The last and most difficult layer in creating player satisfaction is meaningful choice. Choice is what separates games from other entertainment mediums, and it the meaning behind your choices that make games so much fun. If you have ever played a game of Monopoly then you have more than likely faced that moment where your choices no longer had any meaning. In Monopoly, there is always that one game where some asshole ends up with lots of property and lots of money, while you are barely managing to hold it together with your shitty little Baltic avenue. Once you are losing it is almost impossible to climb out of that whole. You can choose to roll the dice, or maybe you’ve saved up enough to upgrade your house on your crappy property, but what does it matter? All of the players realize the game is over, but the game continues. Since your choices at this point have no meaning the game stops being fun.
Meaningful choices come in two varieties: Strategic and Tactical. Strategic choices are high level choices that involve having a perspective beyond the immediate future (should my mage focus on fire or ice). Tactical choices are low level choices that involve the here and now (this monster is fire based so I shall use water). Some people tend to fixate on one or the other. Me personally, I tend to love systems with Strategic choice. I will spend HOURS deciding the “perfect” build for my *insert RPG class* and then once I have it figured out I will move on to something else. Which isn’t to say that I don’t love games with little Strategic choice in them, I just think I fall particularly prey to games with a lot of Strategic choice.

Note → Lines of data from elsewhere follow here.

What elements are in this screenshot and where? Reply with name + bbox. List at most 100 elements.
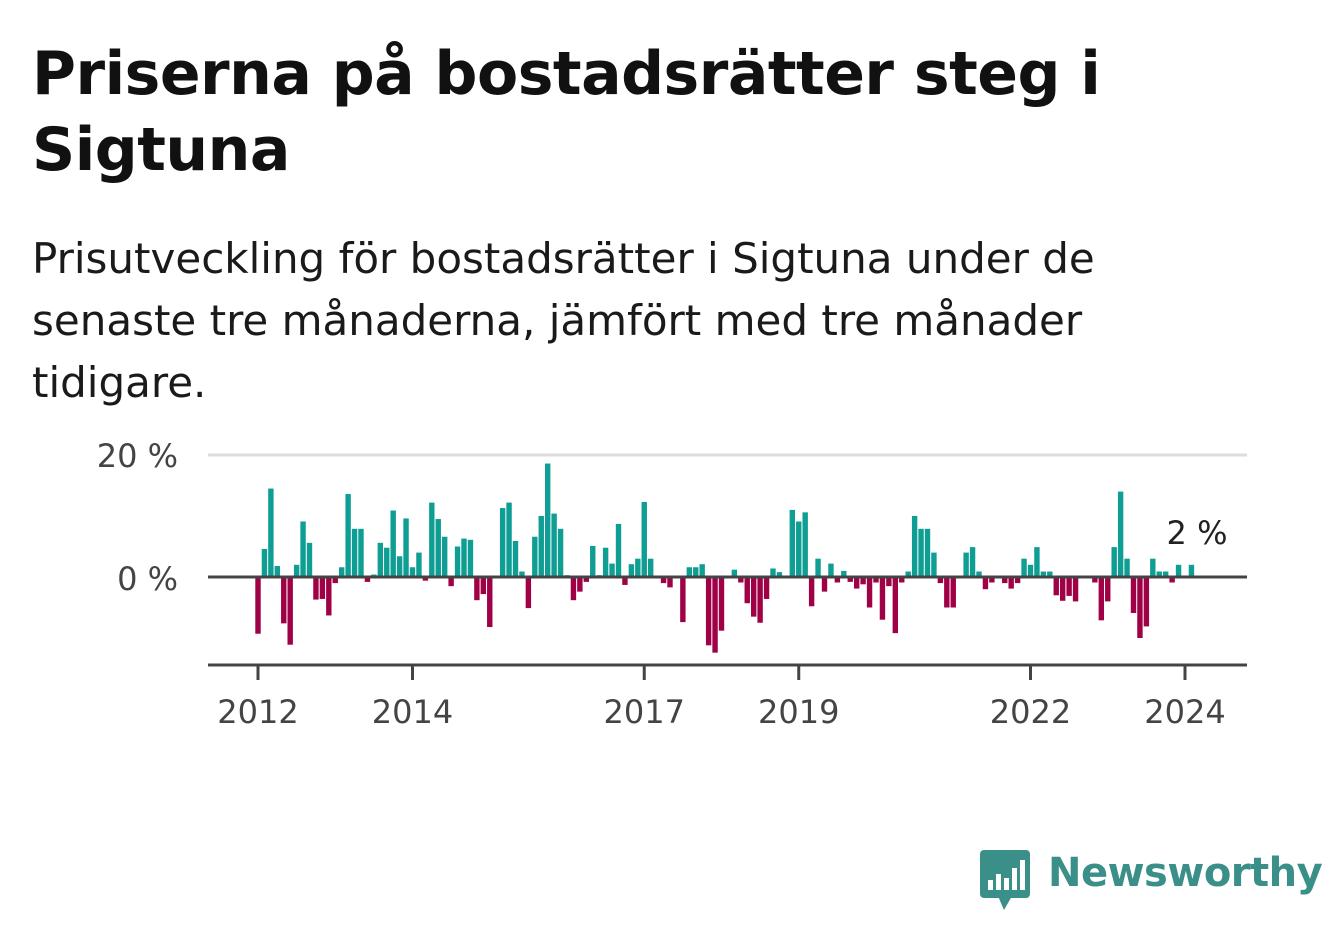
bar (448, 577, 454, 587)
bar (989, 577, 995, 583)
bar (770, 568, 776, 577)
bar (744, 577, 750, 604)
bar (776, 572, 783, 577)
bar (454, 546, 461, 577)
bar (1053, 577, 1059, 596)
bar (873, 577, 879, 583)
bar (274, 566, 281, 577)
bar (969, 547, 976, 577)
bar (834, 577, 841, 583)
bar (879, 577, 886, 620)
bar (435, 519, 441, 577)
bar (1143, 577, 1150, 627)
bar (390, 510, 396, 577)
bar (396, 556, 403, 577)
chart-subtitle: Prisutveckling för bostadsrätter i Sigtu… (32, 234, 1095, 407)
bar (519, 571, 525, 577)
bar (763, 577, 770, 599)
bar (609, 563, 615, 577)
bar (1072, 577, 1079, 602)
bar (918, 528, 924, 577)
bar-chart: 2012 2014 2017 2019 2022 2024 20 % 0 % 2 % (97, 437, 1247, 731)
bar (377, 542, 384, 577)
bar (351, 528, 358, 577)
bar (1188, 564, 1195, 577)
bar (815, 558, 821, 577)
bar (1162, 571, 1169, 577)
bar (718, 577, 725, 631)
bar (635, 558, 641, 577)
bar (338, 567, 345, 577)
bar (789, 509, 796, 577)
bar (1092, 577, 1098, 583)
bar (261, 548, 268, 577)
newsworthy-wordmark: Newsworthy (1048, 850, 1322, 896)
bar (1047, 571, 1053, 577)
bar (886, 577, 892, 587)
bar (1137, 577, 1143, 638)
bar (506, 502, 512, 577)
y-tick-label-0: 0 % (117, 560, 178, 598)
bar (963, 552, 969, 577)
bar (937, 577, 944, 584)
chart-title: Priserna på bostadsrätter steg i Sigtuna (32, 39, 1101, 185)
bar (326, 577, 332, 616)
bar (255, 577, 261, 634)
bar (699, 564, 705, 577)
bar (892, 577, 899, 634)
newsworthy-logo: Newsworthy (980, 848, 1322, 918)
bar (1130, 577, 1137, 613)
bar (712, 577, 718, 653)
bar (1002, 577, 1008, 584)
bar (853, 577, 860, 589)
bar (944, 577, 950, 608)
bar (345, 494, 351, 577)
bar (364, 577, 371, 582)
bar (802, 512, 808, 577)
bar (287, 577, 293, 645)
bar (461, 538, 467, 577)
bar (731, 569, 738, 577)
bar (976, 571, 982, 577)
bar (590, 545, 596, 577)
bar (686, 567, 693, 577)
bar (557, 528, 564, 577)
bar (911, 516, 918, 577)
bar (866, 577, 873, 608)
bar (1111, 547, 1117, 577)
bar (416, 552, 422, 577)
bar (982, 577, 989, 590)
bar (1059, 577, 1066, 601)
bar (474, 577, 480, 601)
bar (924, 528, 931, 577)
bar (1156, 571, 1162, 577)
bar (796, 521, 802, 577)
bars-group (255, 463, 1195, 653)
bar (1098, 577, 1105, 621)
bar (622, 577, 628, 585)
bar (705, 577, 712, 646)
bar (409, 567, 416, 577)
bar (931, 552, 937, 577)
bar (281, 577, 287, 624)
bar (441, 536, 448, 577)
bar (499, 508, 506, 577)
bar (532, 536, 538, 577)
bar (841, 570, 847, 577)
bar (1117, 491, 1124, 577)
bar (1014, 577, 1021, 584)
bar (332, 577, 338, 584)
bar (693, 567, 699, 577)
bar (615, 523, 622, 577)
x-tick-label: 2022 (990, 693, 1071, 731)
bar (821, 577, 828, 592)
bar (1150, 558, 1156, 577)
bar (512, 541, 519, 577)
bar (1021, 558, 1027, 577)
bar (641, 501, 647, 577)
bar (1040, 571, 1047, 577)
bar (319, 577, 326, 599)
bar (1066, 577, 1072, 596)
bar (905, 571, 911, 577)
bar (422, 577, 429, 581)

That being said, I feel that too often games try and give the player too MUCH choice. The more choice you give a player the harder it actually is for them to make a meaningful choice because they can no longer accurately judge the value of one choice against another. This is sometimes referred to as the “Paradox of Choice”, and it is something that you always have to keep in mind. You might think that your game is “totally awesome” because it offers me every single kind of variation in modern day assault rifles, but as a player all I am going to feel is completely overwhelmed. In this case having that many weapons is going to have massive overlap in the purpose. As a player not only am I going to struggle to pick a gun, but when I finally do pick one I am going to feel less satisfaction in my choice because I will be constantly wondering if there was a better option.
As you can see, each of these different layers builds upon the part that comes before it. If a mechanic doesn’t feel good, then mastery is going to be painful. If there is no purpose, then mastering it is unrewarding. If the purpose of two mechanics overlaps or the purpose is unclear, then you can’t make a meaningful choice.